Chave de Salomão, toda a verdade
A Chave de Salomão, também conhecida como a Clavícula de Salomão, é outro daqueles famosos livros sobre magia negra, de que o Livro de São Cipriano é provavelmente o exemplo mais eminente na cultura portuguesa e brasileira. É até provável que já tenham ouvido falar de ambos, mesmo que até tenham muito pouco interesse nestes temas, mas... será esta obra verdade?
Desta vez, a resposta não pode ser mais do que um ressonante e completamente indubitável NÃO. Isto porque, mesmo que queiram acreditar que foi o famoso Rei Salomão a escrever toda a obra - como o seu prefácio dá a entender - ora a obra refere ideias que só nasceram na Idade Média (e.g. conceitos como os dos Gnomos, Silfos, Salamandras e Ondinas), ora diz que um dado procedimento mágico deve ser feito no Dia de São João Baptista, ora emprega Latim e Hebraico com múltiplas falhas, e outros tantos problemas que seriam difíceis de resumir nestas linhas. Portanto, não, não foi escrito por Salomão, e será, no mínimo dos mínimos, uma produção medieval posterior a Pedro de Abano (século XIII).

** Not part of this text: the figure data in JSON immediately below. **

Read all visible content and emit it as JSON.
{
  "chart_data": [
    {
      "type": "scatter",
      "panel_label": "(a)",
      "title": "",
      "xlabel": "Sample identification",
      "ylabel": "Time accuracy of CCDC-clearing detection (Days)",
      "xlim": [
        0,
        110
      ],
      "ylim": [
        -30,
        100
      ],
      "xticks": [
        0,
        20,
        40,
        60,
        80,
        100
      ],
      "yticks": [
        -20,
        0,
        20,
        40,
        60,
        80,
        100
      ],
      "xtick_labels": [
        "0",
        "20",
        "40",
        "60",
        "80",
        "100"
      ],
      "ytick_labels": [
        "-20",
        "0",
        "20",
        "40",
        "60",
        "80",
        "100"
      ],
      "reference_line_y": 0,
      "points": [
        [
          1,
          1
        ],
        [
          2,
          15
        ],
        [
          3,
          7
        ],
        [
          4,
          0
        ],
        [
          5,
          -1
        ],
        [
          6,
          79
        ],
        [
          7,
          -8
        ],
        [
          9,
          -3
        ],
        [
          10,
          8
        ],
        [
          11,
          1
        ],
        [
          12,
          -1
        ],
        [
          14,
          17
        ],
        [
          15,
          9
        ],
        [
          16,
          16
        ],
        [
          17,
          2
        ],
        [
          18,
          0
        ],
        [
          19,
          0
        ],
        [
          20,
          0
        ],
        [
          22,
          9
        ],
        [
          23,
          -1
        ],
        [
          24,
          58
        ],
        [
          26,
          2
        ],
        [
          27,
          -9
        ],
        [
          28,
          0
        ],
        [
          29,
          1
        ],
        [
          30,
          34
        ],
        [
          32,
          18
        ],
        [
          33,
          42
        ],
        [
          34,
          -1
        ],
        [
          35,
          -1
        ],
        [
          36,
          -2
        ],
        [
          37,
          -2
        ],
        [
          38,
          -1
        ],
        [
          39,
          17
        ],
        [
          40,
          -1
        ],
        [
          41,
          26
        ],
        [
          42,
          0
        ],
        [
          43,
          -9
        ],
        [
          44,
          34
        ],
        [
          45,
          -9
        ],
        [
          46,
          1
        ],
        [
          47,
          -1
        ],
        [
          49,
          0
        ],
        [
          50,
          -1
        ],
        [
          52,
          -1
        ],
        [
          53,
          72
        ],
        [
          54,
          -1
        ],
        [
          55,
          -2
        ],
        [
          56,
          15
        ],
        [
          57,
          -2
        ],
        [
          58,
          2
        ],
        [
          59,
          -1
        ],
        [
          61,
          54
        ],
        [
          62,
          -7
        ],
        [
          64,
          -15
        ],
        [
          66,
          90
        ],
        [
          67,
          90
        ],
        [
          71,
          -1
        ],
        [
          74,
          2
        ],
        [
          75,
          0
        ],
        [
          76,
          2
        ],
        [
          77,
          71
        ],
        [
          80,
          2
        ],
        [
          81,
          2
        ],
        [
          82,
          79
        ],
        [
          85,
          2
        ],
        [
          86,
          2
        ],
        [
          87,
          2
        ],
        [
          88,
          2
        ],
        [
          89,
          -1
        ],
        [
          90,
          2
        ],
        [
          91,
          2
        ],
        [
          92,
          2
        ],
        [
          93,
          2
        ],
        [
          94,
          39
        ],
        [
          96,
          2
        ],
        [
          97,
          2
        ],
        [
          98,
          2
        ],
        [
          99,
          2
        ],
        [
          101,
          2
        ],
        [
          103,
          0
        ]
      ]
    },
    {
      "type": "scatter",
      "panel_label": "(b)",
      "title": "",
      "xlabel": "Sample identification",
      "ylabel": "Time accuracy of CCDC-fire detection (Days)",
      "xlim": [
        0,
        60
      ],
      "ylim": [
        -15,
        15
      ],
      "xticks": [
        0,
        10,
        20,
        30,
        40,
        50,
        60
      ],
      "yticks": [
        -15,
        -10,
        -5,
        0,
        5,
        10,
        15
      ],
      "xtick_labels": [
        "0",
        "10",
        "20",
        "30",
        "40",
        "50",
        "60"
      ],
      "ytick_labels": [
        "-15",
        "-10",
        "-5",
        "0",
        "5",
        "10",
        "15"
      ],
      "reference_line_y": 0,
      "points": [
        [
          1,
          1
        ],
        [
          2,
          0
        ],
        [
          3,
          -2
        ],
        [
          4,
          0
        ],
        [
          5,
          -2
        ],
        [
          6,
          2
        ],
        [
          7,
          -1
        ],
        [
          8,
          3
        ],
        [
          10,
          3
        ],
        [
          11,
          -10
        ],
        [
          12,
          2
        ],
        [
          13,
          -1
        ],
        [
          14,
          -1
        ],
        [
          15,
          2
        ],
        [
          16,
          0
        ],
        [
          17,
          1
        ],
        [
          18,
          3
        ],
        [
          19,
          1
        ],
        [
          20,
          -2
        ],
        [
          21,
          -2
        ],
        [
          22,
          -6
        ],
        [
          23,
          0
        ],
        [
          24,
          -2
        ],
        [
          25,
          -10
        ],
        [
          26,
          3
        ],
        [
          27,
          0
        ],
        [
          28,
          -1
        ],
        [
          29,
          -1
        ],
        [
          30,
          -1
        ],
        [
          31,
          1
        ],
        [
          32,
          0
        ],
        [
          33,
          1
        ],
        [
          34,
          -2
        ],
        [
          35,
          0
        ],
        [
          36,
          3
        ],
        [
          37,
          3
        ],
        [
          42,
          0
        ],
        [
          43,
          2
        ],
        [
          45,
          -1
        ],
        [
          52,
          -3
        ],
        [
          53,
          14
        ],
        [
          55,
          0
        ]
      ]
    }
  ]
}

Mas de que fala esta Chave de Salomão? Essencialmente, é uma obra literária, uma espécie de grimório, que ensina os leitores a usarem pentáculos como o representado acima para fazerem as suas magias. E se, à primeira vista, isto poderá até parecer muito simples, existe toda uma ciência por detrás do processo. Não dizemos que seja uma ciência real, claro está, mas se for lido com um espírito crítico acaba por ser uma obra interessante para a interpretação de recursos semelhantes. Vejamos um pequeno exemplo mais concreto:
Este desenho, em particular, deveria ser usado por todos aqueles que quisessem ter uma relação amorosa secreta com alguém. O que a Chave de Salomão explica é, em parte, o sentido dos desenhos que podem ser encontrados dentro do círculo interior, que depois são complementados, entre os dois círculos, com um versículo retirado da Bíblia que pareça relevante para a situação - aqui foi escolhido "Deus/Elohim disse: crescei, multiplicai-vos e enchei a terra", provavelmente numa espécie de ironia satírica - i.e. se é para se cumprir este preceito divino, que se tenha sexo mesmo que seja secretamente!
Mas o conteúdo de toda esta obra não é apenas este. Também preserva, aqui e ali, feitiços mágicos mais simples. Por exemplo, suponha-se que têm um inimigo e querem, vá-se lá saber porquê, que ele tenha muitos pesadelos. Devem - segundo esta obra - obter o cérebro de um gato, misturá-lo bem com o sangue de um morcego e embrulhar essa substância num papel em que devem escrever, com o mesmo sangue do morcego, uma oração de duas linhas em Latim.
Ou, se preferirem um exemplo menos violento, e quem necessita de conhecimentos de Latim, para ouvirem uma música bonita deveriam reproduzir um determinado selo (como os já mostrados acima) e recitar as seguintes palavras (sem um sentido real, se alguém tiver curiosidade sobre isso) - Ador, Elepoth, Cheluth, Migareth, Cubot, Sylma, Sirath, Fernechel, Rottomaron, Surcollen, Agra, Seron.
Mas será que alguma destas coisas funciona mesmo? Na imagem acima podem ver mais um exemplo de um pentáculo provindo desta fonte literária. É fácil constatar que é muito diferente dos dois representados acima. E porquê, poderiam perguntar? Pura e simplesmente porque foi retirado de uma edição diferente da consultada para as duas imagens anteriores, apesar de, supostamente, ter o mesmo objectivo mágico que a segunda imagem acima, e nem sequer apresentar qualquer citação bíblica no seu interior (como, recorde-se, o autor da obra dizia que se deveria fazer).
São problemas como estes, bem como as falhas já apresentadas acima, que tornam muito difícil que se possa acreditar nos conteúdos desta obra, a Chave de Salomão. Se a ciência que prega fosse verdadeira, seria de supor que respeitasse um conjunto de regras, mas elas são aqui, numa mesmíssima obra, estabelecidas e constantemente quebradas. Seria como se a Matemática pregasse que ás vezes 2+2=4, e outras nos dissesse que 2+2=5-1=3, o que faria muito pouco sentido. Portanto, se até existem obras fiéis sobre estes temas, esta - nas suas muitas edições distintas, deixe-se isso claro - não merece qualquer crédito real, excepto por nos permitir interpretar, de uma forma imperfeita, vários dos desenhos que sejam semelhantes aos já apresentados acima.